Tactics, Techniques, and Procedures (TTPs) outline the methods attackers use to exploit vulnerabilities. The interpretation of TTPs in the MITRE ATT&CK framework can be challenging for cybersecurity practitioners due to presumed expertise, complex dependencies, and inherent ambiguity. Meanwhile, advancements with Large Language Models (LLMs) have led to recent surge in studies exploring its uses in cybersecurity operations. This leads us to question how well encoder-only (e.g., RoBERTa) and decoder-only (e.g., GPT-3.5) LLMs can comprehend and summarize TTPs to inform analysts of the intended purposes (i.e., tactics) of a cyberattack procedure. The state-of-the-art LLMs have shown to be prone to hallucination by providing inaccurate information, which is problematic in critical domains like cybersecurity.
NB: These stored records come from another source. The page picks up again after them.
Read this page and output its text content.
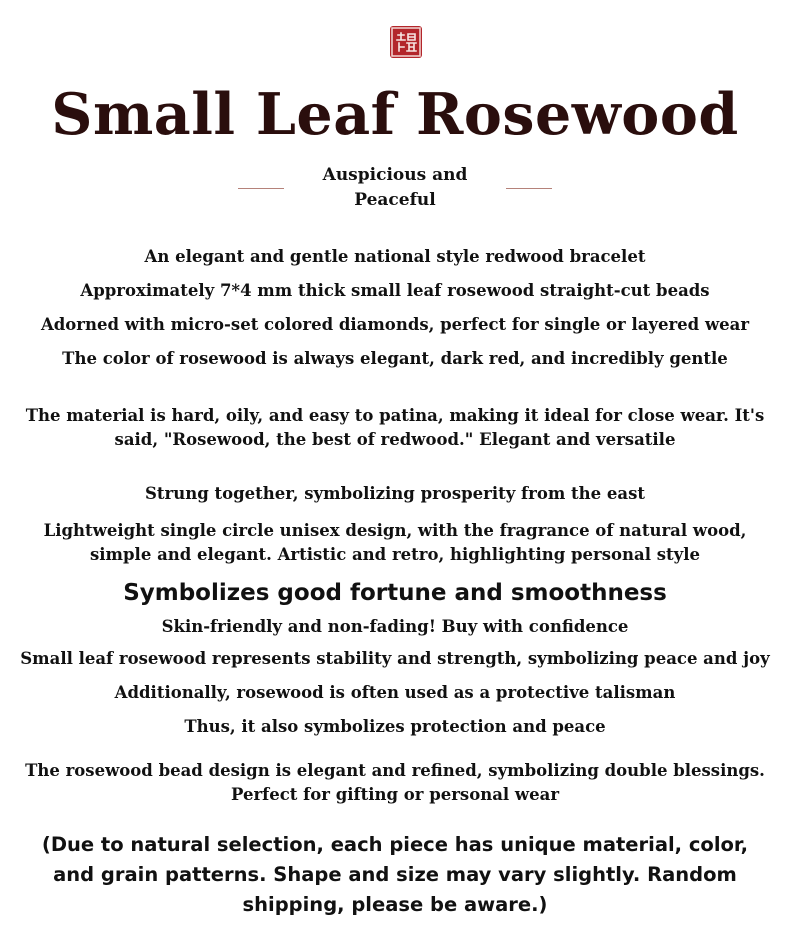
Small Leaf Rosewood
Auspicious and
Peaceful
An elegant and gentle national style redwood bracelet
Approximately 7*4 mm thick small leaf rosewood straight-cut beads
Adorned with micro-set colored diamonds, perfect for single or layered wear
The color of rosewood is always elegant, dark red, and incredibly gentle
The material is hard, oily, and easy to patina, making it ideal for close wear. It's said, "Rosewood, the best of redwood." Elegant and versatile
Strung together, symbolizing prosperity from the east
Lightweight single circle unisex design, with the fragrance of natural wood, simple and elegant. Artistic and retro, highlighting personal style
Symbolizes good fortune and smoothness
Skin-friendly and non-fading! Buy with confidence
Small leaf rosewood represents stability and strength, symbolizing peace and joy
Additionally, rosewood is often used as a protective talisman
Thus, it also symbolizes protection and peace
The rosewood bead design is elegant and refined, symbolizing double blessings. Perfect for gifting or personal wear
(Due to natural selection, each piece has unique material, color, and grain patterns. Shape and size may vary slightly. Random shipping, please be aware.)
Therefore, we propose the use of Retrieval Augmented Generation (RAG) techniques to extract relevant contexts for each cyberattack procedure for decoder-only LLMs (without fine-tuning). We further contrast such approach against supervised fine-tuning (SFT) of encoder-only LLMs. Our results reveal that both the direct-use of decoder-only LLMs (i.e., its pre-trained knowledge) and the SFT of encoder-only LLMs offer inaccurate interpretation of cyberattack procedures. Significant improvements are shown when RAG is used for decoder-only LLMs, particularly when directly relevant context is found. This study further sheds insights on the limitations and capabilities of using RAG for LLMs in interpreting TTPs.

翻译：战术、技术与程序（TTP）描述了攻击者利用漏洞的方法。由于预设专业知识、复杂依赖关系及内在歧义性，MITRE ATT&CK框架中TTP的解读对网络安全从业者而言颇具挑战。与此同时，大型语言模型（LLMs）的进展推动了网络安全应用中相关研究的热潮。这引发我们思考：编码器专用模型（如RoBERTa）与解码器专用模型（如GPT-3.5）能否有效理解并总结TTP，从而向分析师揭示网络攻击程序的目标意图（即战术）。最新LLMs易产生"幻觉"——提供不准确信息，这在网络安全等关键领域尤为棘手。为此，我们提出采用检索增强生成（RAG）技术，为解码器专用LLMs（无需微调）提取每个网络攻击程序的相关上下文。进一步将此类方法与编码器专用LLMs的监督微调（SFT）进行对比。结果表明：直接使用解码器专用LLMs（即其预训练知识）与编码器专用LLMs的监督微调均存在对网络攻击程序的错误解读。当RAG应用于解码器专用LLMs时，尤其在找到直接相关上下文的情况下，性能显著提升。本研究进一步揭示了RAG在LLMs解读TTP中的能力边界与局限性。